So we talked about five dangers, but there's also five key attributes of a successful Bridge Talk™, and the first one's called effective ambiguity. When someone asks, "What do you do?" If things are a little ambiguous, so effective ambiguity, it can really work for you. It helps us avoid stereotypes and putting ourselves in a bucket, and we want to create a category of discussion but without exactly narrowing down exactly where you are and what you're doing because you're trying to create some dialogue. So ineffective ambiguity, it doesn't tell anybody anything useful at all so we want to avoid that but effective ambiguity gives them enough to know that you're relevant and keeps them engaged in the conversation.

The second is stereotypes. We talked about it earlier, but don't give your title. You're not going to say that you're a Financial Services Advisor. You're not going to say, "I'm an insurance person or an investment person." You're going to stay away from stereotypes because the reference point they have is probably flawed. Not always, but probably.

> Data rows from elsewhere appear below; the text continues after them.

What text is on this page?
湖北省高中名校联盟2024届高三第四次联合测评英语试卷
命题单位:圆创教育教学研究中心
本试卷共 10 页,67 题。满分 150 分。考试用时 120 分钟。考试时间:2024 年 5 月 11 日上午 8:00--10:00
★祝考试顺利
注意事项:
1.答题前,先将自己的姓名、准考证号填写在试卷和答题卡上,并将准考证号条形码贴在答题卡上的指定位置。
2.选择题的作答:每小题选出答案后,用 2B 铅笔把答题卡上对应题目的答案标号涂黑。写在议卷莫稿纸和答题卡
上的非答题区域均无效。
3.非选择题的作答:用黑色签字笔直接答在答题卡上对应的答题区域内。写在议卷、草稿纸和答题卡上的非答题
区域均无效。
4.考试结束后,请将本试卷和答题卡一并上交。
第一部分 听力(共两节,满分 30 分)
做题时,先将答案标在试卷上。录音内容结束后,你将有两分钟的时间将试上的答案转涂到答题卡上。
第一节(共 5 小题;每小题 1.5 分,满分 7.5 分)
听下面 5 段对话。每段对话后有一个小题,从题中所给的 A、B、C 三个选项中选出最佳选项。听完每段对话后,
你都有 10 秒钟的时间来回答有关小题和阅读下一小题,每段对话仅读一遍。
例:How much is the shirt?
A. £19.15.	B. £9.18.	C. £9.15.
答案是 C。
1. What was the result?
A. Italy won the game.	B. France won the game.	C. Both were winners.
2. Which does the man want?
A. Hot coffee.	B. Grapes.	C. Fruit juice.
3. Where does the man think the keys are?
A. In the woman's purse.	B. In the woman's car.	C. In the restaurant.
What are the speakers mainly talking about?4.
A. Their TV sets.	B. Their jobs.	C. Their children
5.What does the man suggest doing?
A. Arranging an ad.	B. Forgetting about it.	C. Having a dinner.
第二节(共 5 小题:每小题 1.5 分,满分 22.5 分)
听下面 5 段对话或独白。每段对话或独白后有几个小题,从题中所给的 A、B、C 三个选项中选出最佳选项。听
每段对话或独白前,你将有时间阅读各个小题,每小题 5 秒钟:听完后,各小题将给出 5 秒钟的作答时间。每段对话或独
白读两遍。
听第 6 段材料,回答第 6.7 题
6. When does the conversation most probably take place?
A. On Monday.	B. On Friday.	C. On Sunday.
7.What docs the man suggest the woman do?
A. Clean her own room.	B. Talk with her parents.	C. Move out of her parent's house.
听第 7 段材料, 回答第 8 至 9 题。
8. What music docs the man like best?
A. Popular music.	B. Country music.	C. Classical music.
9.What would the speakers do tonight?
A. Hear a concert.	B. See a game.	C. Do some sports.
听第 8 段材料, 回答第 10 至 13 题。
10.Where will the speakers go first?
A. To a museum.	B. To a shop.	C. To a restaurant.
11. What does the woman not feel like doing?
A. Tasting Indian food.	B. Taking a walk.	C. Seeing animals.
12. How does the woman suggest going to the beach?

The third is, it should be conversational so whatever you're going to say next, it needs to sound conversational. And there's a simple three point test for it so, can I say it successfully in these three environments? So could I say my Bridge Talk™ in a restaurant or a pub? Someone walks over to you and says, "So, what do you do?" And you say, "Oh, I do this." Right? So, can you do it there?

The second is, could you answer it in some sort of house of worship? You're sitting there and someone says, "By the way, what do you do?" And you say, "I do this," and they go, "Oh, okay, good." So could you do it there?

And the third is, could you do it from a stage? Could you step out onto a stage with a thousand people in front of you and use the exact same words with that group as well? If you can handle all three of these, then you know you've got it. If you're using words like, "Develop proprietary solutions to optimize and enhance people's opportunities for greater whatever," it ain't conversational, it's marketing. Your Bridge Talk™ wants to be in real language, words that you and your potential client would use day in and day out. You do not have to sound clever here. You need to sound clear.

The fourth thing it should do is create permission, and if they haven't said, "Tell me more," or, "What do you mean by that?" at the end, you don't have permission, but if your Bridge Talk™ is structured well, and you're in front of the right niche, it does.

And the fifth one, it's about creating interest, not education. You're not trying to teach them the industry, teach them your word, teach them a specific domain or discipline that you have, you simply want to generate some interest. Your goal is to answer decision one, and that's agree to meet. Our goal at the end of this is that they do have some interest and they say, "Well, tell me more," and we can talk a little bit more about it. And if they're still interested, you ask, "Why don't you come back to the office? Or why don't we line up a time to sit down?" And now we've agreed to meet. We get to decision one.

So where are we going to go next? It's to the actual structure of the Bridge Talk™ but remember, the five key attributes of a successful Bridge Talk™: effective ambiguity, no stereotypes, conversational, creates permission, and it's interest, not education.